William Edward David Allen


William Edward David "Bill" Allen was a British scholar, Foreign Service officer, politician and businessman, best known as a historian of the South Caucasus—notably Georgia. He was closely involved in the politics of Northern Ireland, and had fascist tendencies.

Career

Born into, on his father's side, an Ulster-Scots family in London and brought up in Hertfordshire, he was educated at Eton College, where he began to learn Russian and Turkish. He published his first book, The Turks in Europe, when he was eighteen. He was a special correspondent for the Morning Post during the Greco-Turkish War and the Rif War.
In the pre-Second World War years, he travelled a lot and conducted extensive research on the history of the peoples of the Caucasus and Anatolia. In 1930, along with Sir Oliver Wardrop, he founded the Georgian Historical Society; the Society published its own journal, Georgica, dedicated to Kartvelian studies.
His mother financed his personal enterprises until around 1935, and also provided a home at Commonwood House, Chipperfield, Hertfordshire, where he and his brothers could bring their guests at weekends: in Allen's case, he wrote later, these would include 'bizarre intellectuals, Caucasian philologists and exiled national leaders from the remoter parts of Central Asia'.
In 1940–1, he accompanied Orde Wingate on his mission to Abyssinia, and wrote a book of his experiences called Guerrilla War in Abyssinia. On 6 March 1941 the Italian division won a victory; what they did know was that a much smaller force opposed them. Wingate set out to fool them in a game of deception: Allen remarked "Perhaps God fights on the side of great hearts and not of the big battalions." The tactic of surprise attacks behind unnerved the garrison at Debra Markos which scarpered in some disorder. He also met and recorded the activities of other Special Operations Executive comrades Tony Simonds and Billy Maclean remarkable for their informality and eccentricities as their soldierly demeanour.
He wrote with Paul Muratoff two volumes on the Russian campaign for Penguin Books. John Erickson wrote that they are examples of skilful exploitation of contemporary sources, and even today retain considerable value, including the elucidation of terrain factors.
Allen was an officer with His Majesty's Diplomatic Service from 1943—notably information counsellor at Ankara between 1947 and 1949—until he stepped down and returned to his native Ulster in 1949. There, while living near Killyleagh, County Down, he divided his working time between running the family business and writing the two major books which he completed during the 1950s: Caucasian Battlefields, and David Allens. His last book, Russian Embassies to the Georgian Kings , written with the help of the translator Anthony Mango, was published in two volumes by the Hakluyt Society in 1970. He spent his last years living at Whitechurch House, near Cappagh in County Waterford, in the south-east of Ireland.
After his death in Dublin in 1973, his extensive library of books on Georgia and the Caucasus was estimated at £30,000. This library is now part of the Indiana University's Lilly Library, which describes it as being 'rich in travel narratives, chronicles and works in linguistics, and a number of books and some manuscripts in the Georgian language'.
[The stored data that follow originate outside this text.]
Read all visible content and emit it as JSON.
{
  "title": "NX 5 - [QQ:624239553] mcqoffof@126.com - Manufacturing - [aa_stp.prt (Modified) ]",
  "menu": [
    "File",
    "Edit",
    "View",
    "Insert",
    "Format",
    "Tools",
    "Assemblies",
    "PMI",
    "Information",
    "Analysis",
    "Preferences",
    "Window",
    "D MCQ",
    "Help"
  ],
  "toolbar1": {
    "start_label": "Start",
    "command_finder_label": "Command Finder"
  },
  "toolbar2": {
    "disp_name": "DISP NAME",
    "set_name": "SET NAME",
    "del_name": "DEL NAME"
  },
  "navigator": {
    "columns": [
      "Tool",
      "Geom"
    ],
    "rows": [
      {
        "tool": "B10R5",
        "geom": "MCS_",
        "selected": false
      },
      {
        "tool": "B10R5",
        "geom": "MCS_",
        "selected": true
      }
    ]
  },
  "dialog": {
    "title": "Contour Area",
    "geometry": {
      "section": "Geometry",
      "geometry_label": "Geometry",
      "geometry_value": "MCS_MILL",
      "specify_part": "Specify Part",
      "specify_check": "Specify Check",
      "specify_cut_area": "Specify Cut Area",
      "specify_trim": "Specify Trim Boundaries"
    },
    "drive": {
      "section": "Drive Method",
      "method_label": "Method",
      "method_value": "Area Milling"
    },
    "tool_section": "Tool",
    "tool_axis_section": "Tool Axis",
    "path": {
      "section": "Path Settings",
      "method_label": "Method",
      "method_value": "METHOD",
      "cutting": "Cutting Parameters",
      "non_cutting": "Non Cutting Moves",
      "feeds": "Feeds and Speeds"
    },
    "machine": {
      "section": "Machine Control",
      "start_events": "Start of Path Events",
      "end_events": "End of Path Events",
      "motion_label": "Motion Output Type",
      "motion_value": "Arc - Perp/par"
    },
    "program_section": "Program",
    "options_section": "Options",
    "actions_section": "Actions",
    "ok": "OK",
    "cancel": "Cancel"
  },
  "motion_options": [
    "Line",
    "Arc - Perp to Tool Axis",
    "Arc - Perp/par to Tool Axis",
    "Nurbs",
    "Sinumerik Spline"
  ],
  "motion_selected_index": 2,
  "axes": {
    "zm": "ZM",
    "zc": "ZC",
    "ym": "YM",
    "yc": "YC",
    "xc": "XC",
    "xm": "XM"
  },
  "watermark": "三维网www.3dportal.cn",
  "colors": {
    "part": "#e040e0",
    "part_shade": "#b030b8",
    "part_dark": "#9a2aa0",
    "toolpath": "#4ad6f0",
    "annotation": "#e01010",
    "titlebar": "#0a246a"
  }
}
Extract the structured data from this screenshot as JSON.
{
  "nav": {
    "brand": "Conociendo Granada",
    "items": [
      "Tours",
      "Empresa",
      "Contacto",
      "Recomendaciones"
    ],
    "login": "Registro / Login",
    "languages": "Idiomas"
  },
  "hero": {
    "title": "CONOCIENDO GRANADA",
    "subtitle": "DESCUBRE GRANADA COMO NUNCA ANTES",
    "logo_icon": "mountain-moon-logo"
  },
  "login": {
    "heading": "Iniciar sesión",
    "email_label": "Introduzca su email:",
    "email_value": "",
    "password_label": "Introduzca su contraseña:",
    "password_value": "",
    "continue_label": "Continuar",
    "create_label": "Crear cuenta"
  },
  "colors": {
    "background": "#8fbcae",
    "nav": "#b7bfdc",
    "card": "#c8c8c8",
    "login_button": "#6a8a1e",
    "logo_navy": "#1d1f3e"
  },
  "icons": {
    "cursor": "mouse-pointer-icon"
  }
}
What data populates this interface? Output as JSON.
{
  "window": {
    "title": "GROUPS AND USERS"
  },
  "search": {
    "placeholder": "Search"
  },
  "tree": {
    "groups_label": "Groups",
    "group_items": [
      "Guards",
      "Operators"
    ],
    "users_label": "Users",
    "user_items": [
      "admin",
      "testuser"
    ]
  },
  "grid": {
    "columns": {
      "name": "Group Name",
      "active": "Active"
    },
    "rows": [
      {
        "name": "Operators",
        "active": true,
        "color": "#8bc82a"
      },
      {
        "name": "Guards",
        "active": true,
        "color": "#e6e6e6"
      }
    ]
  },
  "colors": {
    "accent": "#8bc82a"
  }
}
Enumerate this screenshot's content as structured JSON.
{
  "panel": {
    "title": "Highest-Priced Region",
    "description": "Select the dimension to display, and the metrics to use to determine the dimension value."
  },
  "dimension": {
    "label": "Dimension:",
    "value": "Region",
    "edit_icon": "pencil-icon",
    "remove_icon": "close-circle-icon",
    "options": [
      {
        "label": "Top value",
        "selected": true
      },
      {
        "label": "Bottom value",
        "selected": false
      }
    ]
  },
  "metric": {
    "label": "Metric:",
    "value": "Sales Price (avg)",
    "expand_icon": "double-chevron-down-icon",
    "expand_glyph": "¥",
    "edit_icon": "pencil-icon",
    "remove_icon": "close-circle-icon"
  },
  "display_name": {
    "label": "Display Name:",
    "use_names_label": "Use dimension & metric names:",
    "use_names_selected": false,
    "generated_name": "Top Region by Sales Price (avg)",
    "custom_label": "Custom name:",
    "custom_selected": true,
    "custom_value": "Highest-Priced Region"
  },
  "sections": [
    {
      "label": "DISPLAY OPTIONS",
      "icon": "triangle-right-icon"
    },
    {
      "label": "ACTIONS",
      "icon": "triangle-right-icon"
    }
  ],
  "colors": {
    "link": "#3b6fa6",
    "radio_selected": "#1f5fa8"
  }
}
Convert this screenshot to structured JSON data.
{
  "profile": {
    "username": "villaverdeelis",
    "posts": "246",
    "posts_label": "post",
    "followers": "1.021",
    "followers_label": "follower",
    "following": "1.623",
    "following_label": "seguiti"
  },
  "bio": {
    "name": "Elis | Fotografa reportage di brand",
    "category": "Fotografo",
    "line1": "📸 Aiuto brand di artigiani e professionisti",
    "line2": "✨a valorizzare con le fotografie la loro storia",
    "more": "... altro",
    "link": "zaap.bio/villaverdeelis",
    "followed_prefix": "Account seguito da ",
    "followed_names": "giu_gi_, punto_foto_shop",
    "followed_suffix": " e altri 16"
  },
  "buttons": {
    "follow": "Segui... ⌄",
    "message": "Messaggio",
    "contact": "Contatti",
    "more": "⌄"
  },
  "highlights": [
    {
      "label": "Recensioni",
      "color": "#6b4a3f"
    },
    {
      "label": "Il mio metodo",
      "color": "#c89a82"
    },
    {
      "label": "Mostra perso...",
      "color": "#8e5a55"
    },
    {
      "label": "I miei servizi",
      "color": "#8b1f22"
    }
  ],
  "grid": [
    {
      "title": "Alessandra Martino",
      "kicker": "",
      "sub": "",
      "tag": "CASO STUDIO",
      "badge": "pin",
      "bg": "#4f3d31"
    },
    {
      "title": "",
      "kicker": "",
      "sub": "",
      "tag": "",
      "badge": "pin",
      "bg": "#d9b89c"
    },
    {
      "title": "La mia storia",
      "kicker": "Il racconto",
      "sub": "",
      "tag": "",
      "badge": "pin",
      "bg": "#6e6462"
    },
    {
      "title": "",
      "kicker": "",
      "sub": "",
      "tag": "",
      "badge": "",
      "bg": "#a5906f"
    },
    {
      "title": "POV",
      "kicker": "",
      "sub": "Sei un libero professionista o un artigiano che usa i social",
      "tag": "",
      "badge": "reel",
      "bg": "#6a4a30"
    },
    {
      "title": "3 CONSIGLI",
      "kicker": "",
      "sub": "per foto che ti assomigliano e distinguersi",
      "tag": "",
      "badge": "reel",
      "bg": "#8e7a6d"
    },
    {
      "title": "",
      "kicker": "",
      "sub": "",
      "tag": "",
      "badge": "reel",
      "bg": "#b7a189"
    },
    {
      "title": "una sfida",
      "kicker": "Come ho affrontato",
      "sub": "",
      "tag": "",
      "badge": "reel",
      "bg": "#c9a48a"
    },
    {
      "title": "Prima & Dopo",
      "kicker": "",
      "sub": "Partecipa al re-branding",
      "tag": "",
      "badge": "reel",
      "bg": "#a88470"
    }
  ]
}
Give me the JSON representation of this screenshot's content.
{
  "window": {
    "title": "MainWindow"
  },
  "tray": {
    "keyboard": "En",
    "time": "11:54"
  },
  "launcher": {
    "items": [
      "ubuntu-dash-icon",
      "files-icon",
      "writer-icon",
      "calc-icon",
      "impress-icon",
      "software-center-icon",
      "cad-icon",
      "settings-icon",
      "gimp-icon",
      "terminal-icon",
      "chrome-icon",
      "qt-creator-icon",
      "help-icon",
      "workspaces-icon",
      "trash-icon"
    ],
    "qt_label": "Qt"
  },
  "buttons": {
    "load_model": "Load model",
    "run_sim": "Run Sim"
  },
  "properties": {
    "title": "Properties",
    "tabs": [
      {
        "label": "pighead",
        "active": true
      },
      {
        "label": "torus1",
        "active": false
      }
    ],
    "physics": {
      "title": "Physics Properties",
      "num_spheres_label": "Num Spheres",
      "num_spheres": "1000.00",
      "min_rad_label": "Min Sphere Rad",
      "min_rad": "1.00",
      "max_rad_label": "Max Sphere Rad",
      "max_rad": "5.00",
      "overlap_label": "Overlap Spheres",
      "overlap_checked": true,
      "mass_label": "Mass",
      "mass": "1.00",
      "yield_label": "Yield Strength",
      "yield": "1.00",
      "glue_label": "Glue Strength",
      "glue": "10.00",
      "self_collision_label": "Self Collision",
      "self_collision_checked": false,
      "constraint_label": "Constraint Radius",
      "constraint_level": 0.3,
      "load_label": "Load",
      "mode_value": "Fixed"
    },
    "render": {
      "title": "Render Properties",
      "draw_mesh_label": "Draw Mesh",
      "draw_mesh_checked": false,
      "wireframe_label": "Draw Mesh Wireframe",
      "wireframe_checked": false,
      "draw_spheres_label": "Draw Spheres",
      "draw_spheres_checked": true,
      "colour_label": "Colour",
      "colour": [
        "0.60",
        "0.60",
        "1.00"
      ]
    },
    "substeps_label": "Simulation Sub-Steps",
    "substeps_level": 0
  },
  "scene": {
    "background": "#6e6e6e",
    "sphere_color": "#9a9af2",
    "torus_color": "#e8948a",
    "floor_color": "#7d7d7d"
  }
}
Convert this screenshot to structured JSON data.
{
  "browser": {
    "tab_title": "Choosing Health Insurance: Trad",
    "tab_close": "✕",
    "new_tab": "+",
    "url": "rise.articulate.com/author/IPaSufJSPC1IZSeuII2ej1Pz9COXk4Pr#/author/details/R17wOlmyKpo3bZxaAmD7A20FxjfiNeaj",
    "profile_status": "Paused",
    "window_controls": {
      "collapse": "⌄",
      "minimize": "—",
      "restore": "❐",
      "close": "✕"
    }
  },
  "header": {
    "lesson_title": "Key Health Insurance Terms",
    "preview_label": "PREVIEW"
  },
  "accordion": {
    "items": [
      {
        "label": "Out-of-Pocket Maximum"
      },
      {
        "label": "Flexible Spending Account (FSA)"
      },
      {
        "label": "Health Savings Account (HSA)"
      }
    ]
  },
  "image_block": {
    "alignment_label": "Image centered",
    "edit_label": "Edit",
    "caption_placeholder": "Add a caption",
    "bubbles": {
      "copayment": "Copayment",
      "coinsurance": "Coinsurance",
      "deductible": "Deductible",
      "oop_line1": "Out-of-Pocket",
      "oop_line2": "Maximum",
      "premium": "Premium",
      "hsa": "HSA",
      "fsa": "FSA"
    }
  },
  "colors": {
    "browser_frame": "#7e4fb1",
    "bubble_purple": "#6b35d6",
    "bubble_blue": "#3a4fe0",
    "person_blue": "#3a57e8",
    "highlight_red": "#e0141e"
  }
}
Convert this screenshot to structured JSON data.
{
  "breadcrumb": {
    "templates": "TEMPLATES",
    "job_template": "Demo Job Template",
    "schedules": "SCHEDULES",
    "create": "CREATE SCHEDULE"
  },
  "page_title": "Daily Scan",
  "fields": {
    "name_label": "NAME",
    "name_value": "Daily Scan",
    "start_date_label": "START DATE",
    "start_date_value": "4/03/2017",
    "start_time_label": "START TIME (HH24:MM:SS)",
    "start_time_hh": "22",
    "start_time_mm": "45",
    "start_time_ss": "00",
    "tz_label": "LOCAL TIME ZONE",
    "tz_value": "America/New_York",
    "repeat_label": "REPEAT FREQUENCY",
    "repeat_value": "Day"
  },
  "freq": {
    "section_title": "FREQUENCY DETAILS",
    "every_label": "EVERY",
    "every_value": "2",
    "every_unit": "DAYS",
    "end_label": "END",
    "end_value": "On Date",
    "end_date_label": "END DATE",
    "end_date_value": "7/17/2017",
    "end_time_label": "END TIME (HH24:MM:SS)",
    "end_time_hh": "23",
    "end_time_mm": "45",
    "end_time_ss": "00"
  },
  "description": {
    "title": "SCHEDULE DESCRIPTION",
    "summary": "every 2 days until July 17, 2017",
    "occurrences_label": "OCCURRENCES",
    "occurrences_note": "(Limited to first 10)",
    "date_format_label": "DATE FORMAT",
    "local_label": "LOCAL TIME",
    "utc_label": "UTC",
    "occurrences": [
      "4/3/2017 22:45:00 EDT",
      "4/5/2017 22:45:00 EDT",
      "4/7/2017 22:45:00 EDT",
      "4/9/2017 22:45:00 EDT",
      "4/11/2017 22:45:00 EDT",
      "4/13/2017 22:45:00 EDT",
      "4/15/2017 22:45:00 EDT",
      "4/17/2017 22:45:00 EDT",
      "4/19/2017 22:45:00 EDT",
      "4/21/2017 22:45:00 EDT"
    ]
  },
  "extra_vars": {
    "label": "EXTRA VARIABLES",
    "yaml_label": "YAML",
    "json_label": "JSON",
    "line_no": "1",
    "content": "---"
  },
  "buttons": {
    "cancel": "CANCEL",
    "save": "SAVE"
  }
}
Political career and fascism

Allen stood unsuccessfully in Fermanagh and Tyrone at the 1922 general election, but was elected seven years later on his next attempt, at the 1929 general election as the Unionist Member of Parliament for Belfast West.
He defected from the Unionists in 1931, to join Sir Oswald Mosley's New Party, but did not contest the 1931 general election. He was a close friend of Mosley helping him to pursue his fascist ambitions from behind the scenes, by supporting him financially and by contributing mainly anonymous articles to The Blackshirt, including "The Letters of Lucifer". Allen also wrote BUF, Oswald Mosley and British Fascism under the pen name of "James Drennan".
It was believed that assertions he was an MI5 informant were false however documents now available in the National Archive confirm that he was interviewed by MI5 and gave over information regarding the BUF's funding from Fascist Italy.

Personal life

He was married: from 1922 to 1932, to Lady Phyllis Edith King, the daughter of Lionel Fortescue King, 3rd Earl of Lovelace ; from 1932 to 1939, to Paula Gellibrand, once one of Cecil Beaton's favourite models, formerly the wife of the Marquis de Casa Maury and formerly the wife of Ivan Wilkie Brooks; and from 1943, to Nathalie Maximovna.